White House Pushes Back: We're Doing Better Than Clinton On Health Care

White House Pushes Back: We're Doing Better Than Clinton On Health Care

White House Press Secretary Robert Gibbs dismissed concerns on Monday that the Obama administration has allowed Congress to take the the lead in crafting new health care reform. Saying that the process is cyclical, Gibbs argued that President Barack Obama is in a much better position to achieve reform today than former President Bill Clinton was when he took up the cause.

"There has been a point [in] each of the five months where the pundits like to talk about how everything is off the rails and dead on arrival," Gibbs said. "I think the process that the president is moving forward with -- negotiations with all the stakeholders involved -- he is making progress to long-term reform."

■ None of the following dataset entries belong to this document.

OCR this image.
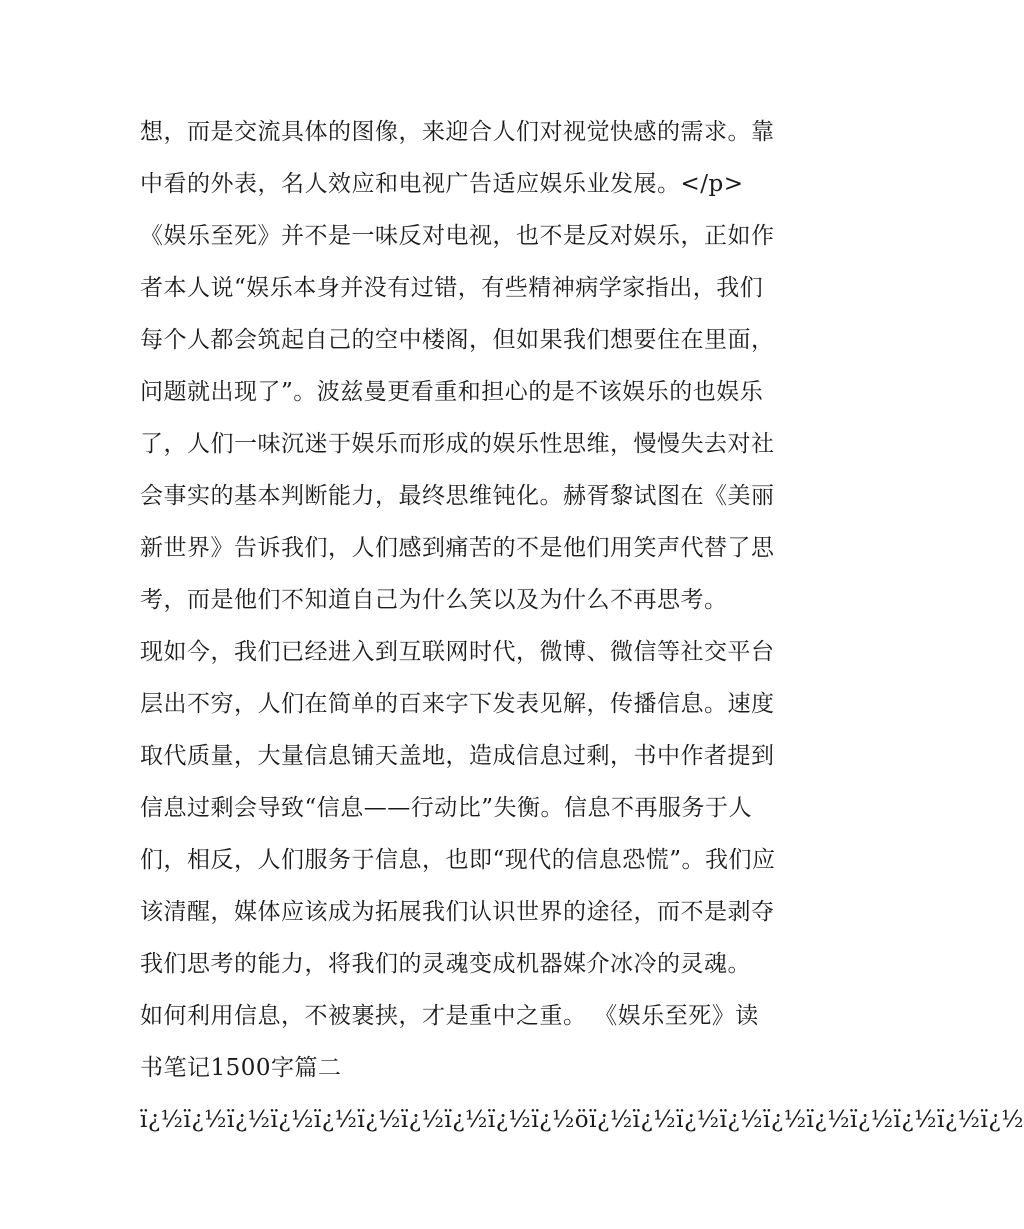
想，而是交流具体的图像，来迎合人们对视觉快感的需求。靠
中看的外表，名人效应和电视广告适应娱乐业发展。</p>
《娱乐至死》并不是一味反对电视，也不是反对娱乐，正如作
者本人说“娱乐本身并没有过错，有些精神病学家指出，我们
每个人都会筑起自己的空中楼阁，但如果我们想要住在里面，
问题就出现了”。波兹曼更看重和担心的是不该娱乐的也娱乐
了，人们一味沉迷于娱乐而形成的娱乐性思维，慢慢失去对社
会事实的基本判断能力，最终思维钝化。赫胥黎试图在《美丽
新世界》告诉我们，人们感到痛苦的不是他们用笑声代替了思
考，而是他们不知道自己为什么笑以及为什么不再思考。
现如今，我们已经进入到互联网时代，微博、微信等社交平台
层出不穷，人们在简单的百来字下发表见解，传播信息。速度
取代质量，大量信息铺天盖地，造成信息过剩，书中作者提到
信息过剩会导致“信息——行动比”失衡。信息不再服务于人
们，相反，人们服务于信息，也即“现代的信息恐慌”。我们应
该清醒，媒体应该成为拓展我们认识世界的途径，而不是剥夺
我们思考的能力，将我们的灵魂变成机器媒介冰冷的灵魂。
如何利用信息，不被裹挟，才是重中之重。 《娱乐至死》读
书笔记1500字篇二
ï¿½ï¿½ï¿½ï¿½ï¿½ï¿½ï¿½ï¿½ï¿½ï¿½öï¿½ï¿½ï¿½ï¿½ï¿½ï¿½ï¿½ï¿½ï¿½ï¿½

Gibbs' comments come one day after former Labor Secretary Robert Reich argued that the current White House had "over-learned" the lessons of the Clinton years. Hoping to avoid the secrecy that plagued the effort to reform health care 16 years ago, Obama had, Reich argued, granted too much authority to Congress.

"We have reached a tipping point," Reich declared on ABC's This Week. "And I think the problem is there are so many different bills and so many different conceptions of where the money is going to come from, whether there is going to be a mandate, whether there is going to be a public option, what the public option will look like, that there is no coherence. The president has got to go in there and give it coherence."

The Huffington Post asked Gibbs specifically about this comment during Monday's briefing, which came just hours after the Obama announced a deal to close the "donut hole" in prescription drug coverage. That move, which was endorsed by AARP, the largest health care organization representing people age 50 and over, is intended to it easier for millions of Medicare beneficiaries to pay for the medication.

After initially saying that he did not see the point in "getting involved in a debate about how we are pursuing what we are doing versus how it was pursued 16 years ago," Gibbs pushed back against Reich's analysis. The former labor secretary, Gibbs said, was "not necessarily working each and every day on what we are doing to move that reform forward."

"I don't want to get into a debate with Secretary Reich," Gibbs said, "but, again, I think the announcement today with AARP thinking this is a step toward meaningful reform and supporting that is a real difference compared to where we were 16 years ago."